In fact, this only looks unusual in C. In assembly language, this kind of data handling is ordinary routine — for example, the length of a string (or ascii/asciz) or array can be calculated by subtracting the address of the variable following it from its own address.
But that's not all. Perhaps at this moment, the thought has crossed your mind: «If this is possible, then maybe I can change the values of variables declared as const?» The answer is yes — this long-held dream can be realised. But there's a some caveat. As we know, the compiler won't let us write to variables declared with the const modifier. An attempt to do:
const char* lStr3 = "hello world!";
lStr3[0] = 'H';
will lead to:
./mprotect.c:18:12: error: assignment of read-only location '*lStr3'
lStr3[0] = 'H';
^
To resolve this situation, we trick the compiler as follows:
*((char*)lStr3 + 0) = 'H';
We obtained the variable's address, added an offset to it, and wrote whatever we wanted to it. Now the code compiles and works. The offset here is zero; it doesn't have any technical meaning. I wrote the offset here to fully explain the notation for accessing variables declared as const. Using this notation, you can address any character in the string... and not just that character, and not just forward, since we can write in boundaries of the entire page we've granted access to.
NB
It seems obvious, but I think I should warn you. We've removed the write protection on a memory area, and you can remove the protection on a larger memory area. This means you can modify memory without any control from the OS, MMU, or compiler, as we've completely eliminated this functionality. You can write to these memory areas, but if you want to maintain proper functionality of your code, you need to be even more careful about the boundaries of the memory areas you modify!
P.S.
You may have noticed that we used the PROT_WRITE access flag without PROT_READ, and we were reading data from these areas.
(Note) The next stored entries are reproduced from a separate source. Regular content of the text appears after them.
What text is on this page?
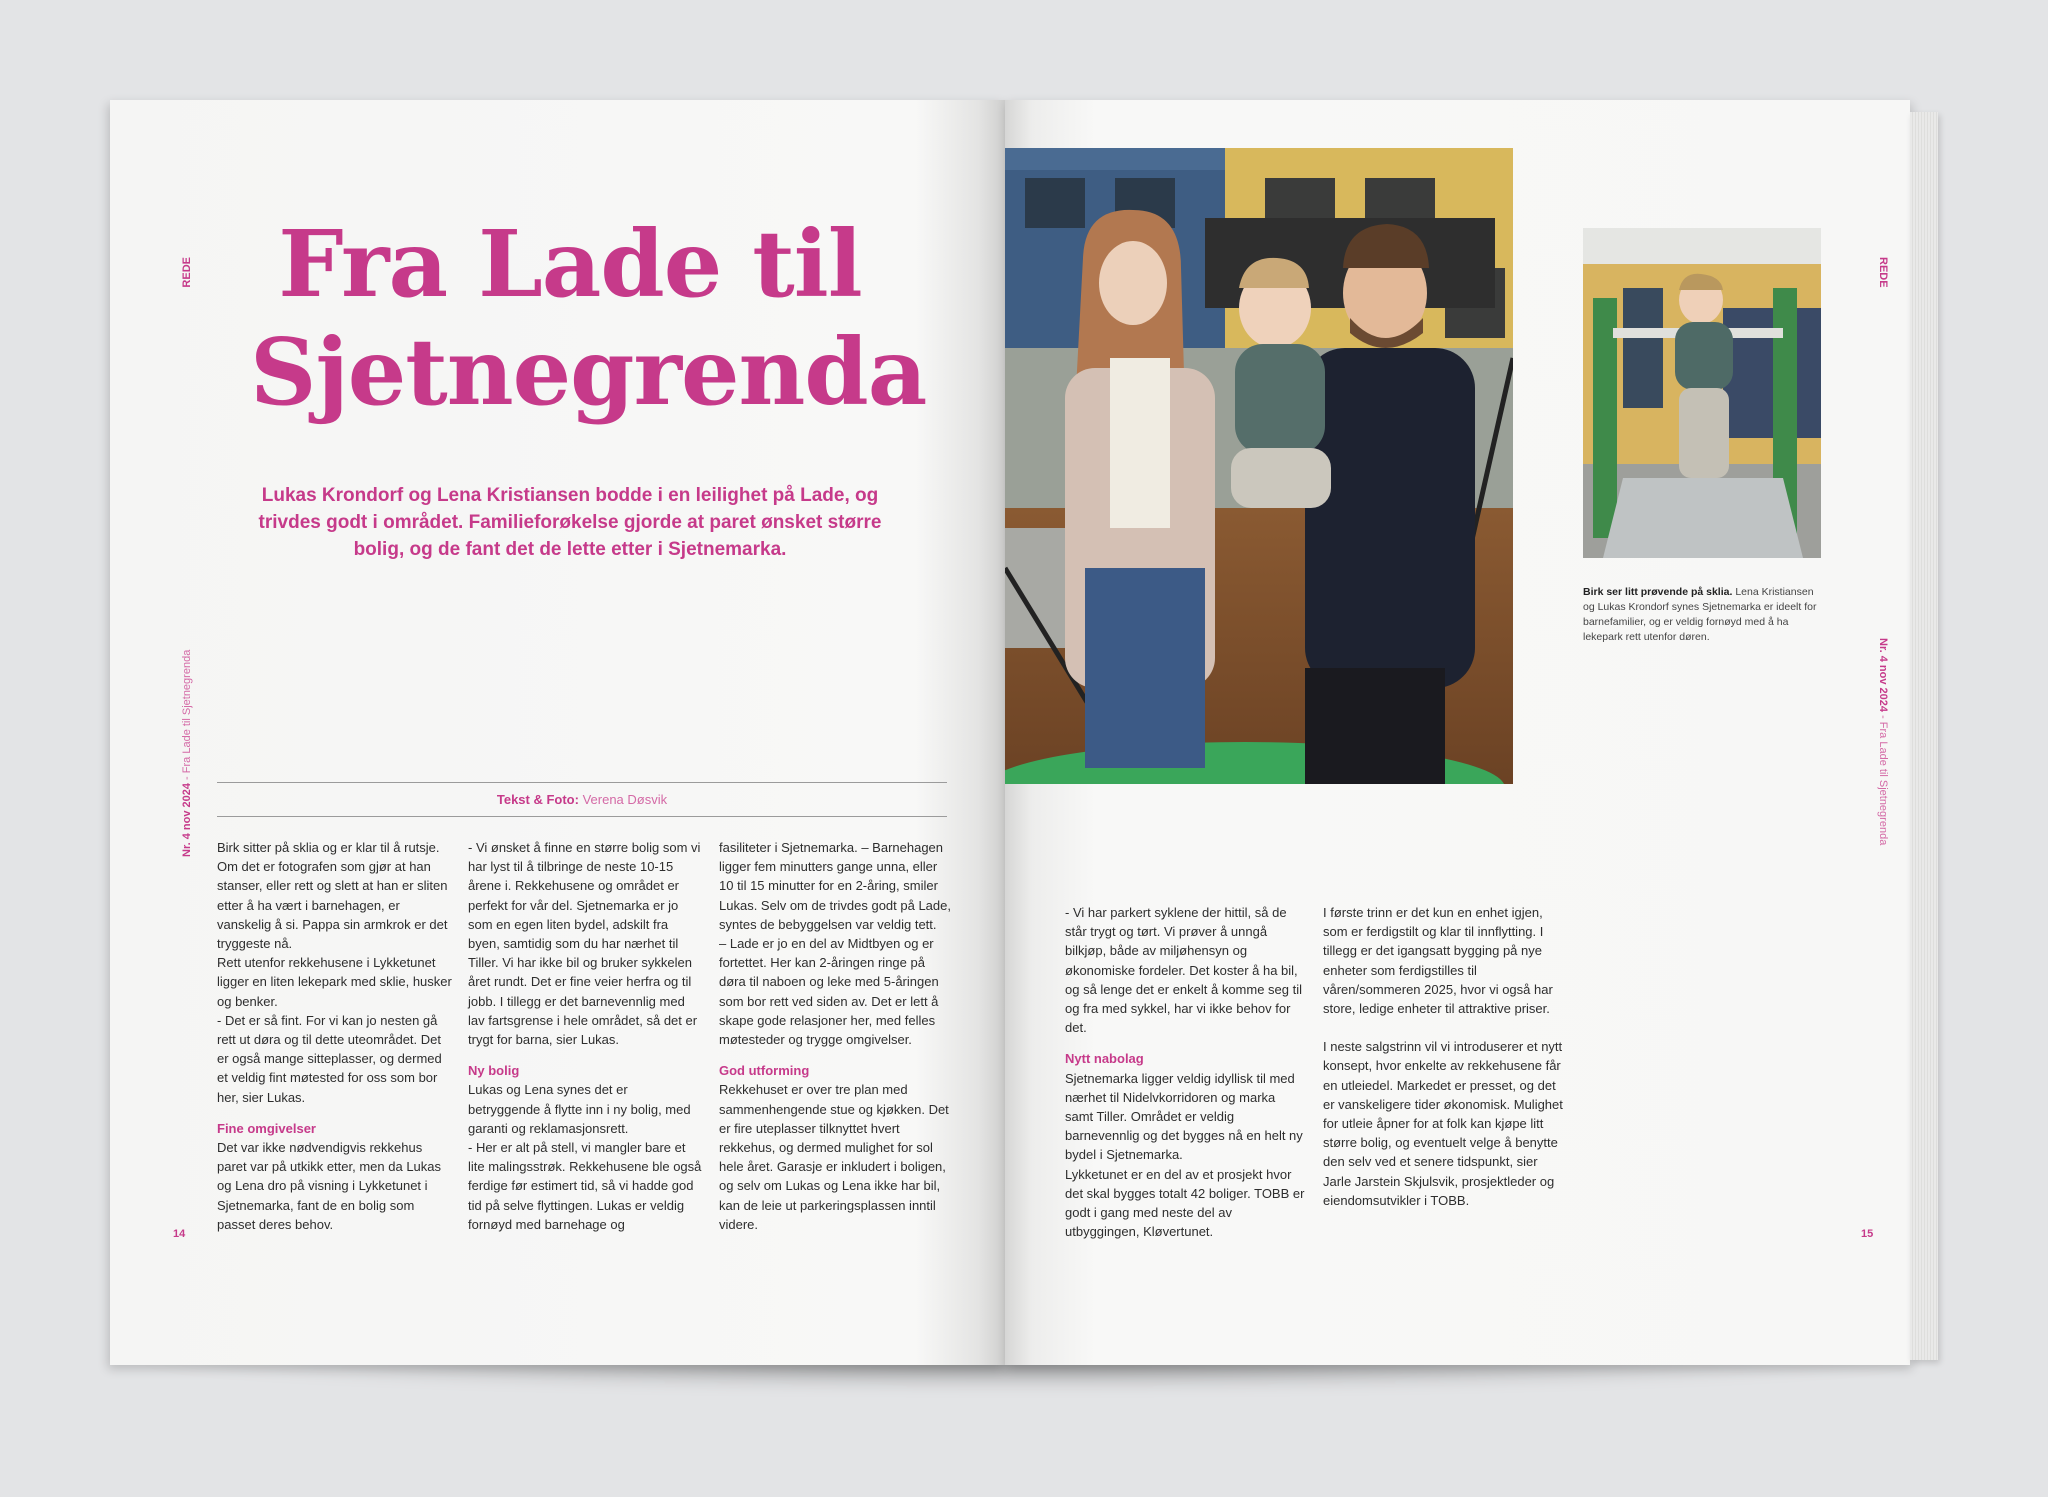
REDE
Nr. 4 nov 2024 - Fra Lade til Sjetnegrenda
Fra Lade til
Sjetnegrenda
Lukas Krondorf og Lena Kristiansen bodde i en leilighet på Lade, og trivdes godt i området. Familieforøkelse gjorde at paret ønsket større bolig, og de fant det de lette etter i Sjetnemarka.
Tekst & Foto: Verena Døsvik

Birk sitter på sklia og er klar til å rutsje. Om det er fotografen som gjør at han stanser, eller rett og slett at han er sliten etter å ha vært i barnehagen, er vanskelig å si. Pappa sin armkrok er det tryggeste nå.

Rett utenfor rekkehusene i Lykketunet ligger en liten lekepark med sklie, husker og benker.

- Det er så fint. For vi kan jo nesten gå rett ut døra og til dette uteområdet. Det er også mange sitteplasser, og dermed et veldig fint møtested for oss som bor her, sier Lukas.

Fine omgivelser

Det var ikke nødvendigvis rekkehus paret var på utkikk etter, men da Lukas og Lena dro på visning i Lykketunet i Sjetnemarka, fant de en bolig som passet deres behov.

- Vi ønsket å finne en større bolig som vi har lyst til å tilbringe de neste 10-15 årene i. Rekkehusene og området er perfekt for vår del. Sjetnemarka er jo som en egen liten bydel, adskilt fra byen, samtidig som du har nærhet til Tiller. Vi har ikke bil og bruker sykkelen året rundt. Det er fine veier herfra og til jobb. I tillegg er det barnevennlig med lav fartsgrense i hele området, så det er trygt for barna, sier Lukas.

Ny bolig

Lukas og Lena synes det er betryggende å flytte inn i ny bolig, med garanti og reklamasjonsrett.

- Her er alt på stell, vi mangler bare et lite malingsstrøk. Rekkehusene ble også ferdige før estimert tid, så vi hadde god tid på selve flyttingen. Lukas er veldig fornøyd med barnehage og

fasiliteter i Sjetnemarka. – Barnehagen ligger fem minutters gange unna, eller 10 til 15 minutter for en 2-åring, smiler Lukas. Selv om de trivdes godt på Lade, syntes de bebyggelsen var veldig tett.

– Lade er jo en del av Midtbyen og er fortettet. Her kan 2-åringen ringe på døra til naboen og leke med 5-åringen som bor rett ved siden av. Det er lett å skape gode relasjoner her, med felles møtesteder og trygge omgivelser.

God utforming

Rekkehuset er over tre plan med sammenhengende stue og kjøkken. Det er fire uteplasser tilknyttet hvert rekkehus, og dermed mulighet for sol hele året. Garasje er inkludert i boligen, og selv om Lukas og Lena ikke har bil, kan de leie ut parkeringsplassen inntil videre.

14
Birk ser litt prøvende på sklia. Lena Kristiansen og Lukas Krondorf synes Sjetnemarka er ideelt for barnefamilier, og er veldig fornøyd med å ha lekepark rett utenfor døren.
REDE
Nr. 4 nov 2024 - Fra Lade til Sjetnegrenda

- Vi har parkert syklene der hittil, så de står trygt og tørt. Vi prøver å unngå bilkjøp, både av miljøhensyn og økonomiske fordeler. Det koster å ha bil, og så lenge det er enkelt å komme seg til og fra med sykkel, har vi ikke behov for det.

Nytt nabolag

Sjetnemarka ligger veldig idyllisk til med nærhet til Nidelvkorridoren og marka samt Tiller. Området er veldig barnevennlig og det bygges nå en helt ny bydel i Sjetnemarka.

Lykketunet er en del av et prosjekt hvor det skal bygges totalt 42 boliger. TOBB er godt i gang med neste del av utbyggingen, Kløvertunet.

I første trinn er det kun en enhet igjen, som er ferdigstilt og klar til innflytting. I tillegg er det igangsatt bygging på nye enheter som ferdigstilles til våren/sommeren 2025, hvor vi også har store, ledige enheter til attraktive priser.

I neste salgstrinn vil vi introduserer et nytt konsept, hvor enkelte av rekkehusene får en utleiedel. Markedet er presset, og det er vanskeligere tider økonomisk. Mulighet for utleie åpner for at folk kan kjøpe litt større bolig, og eventuelt velge å benytte den selv ved et senere tidspunkt, sier Jarle Jarstein Skjulsvik, prosjektleder og eiendomsutvikler i TOBB.

15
This was because the x86 MMU (this research was made on x86 machine) doesn't have a write mode without reading, so you can use PROT_WRITE | PROT_READ, but this is pointless. If you want to play with access, you can try PROT_NONE. In this case, you won't have any access to the memory page, and even an attempt to read it, for example via printf(), will result in a segmentation fault. This feature could be used in some way in practice, but it's hampered by the fact that we can only mark an entire page, and they only come 4K/2M/4M and 4Gb in size, depending on the architecture and/or operating mode. 4K is quite too much to use memory access mechanisms as some kind of «trap». However, if the program is large enough, we can group flags, the changes to which we want to react in certain conditions, into 4Kb blocks and implement the logic for reacting to a triggered security exception in the signal handler.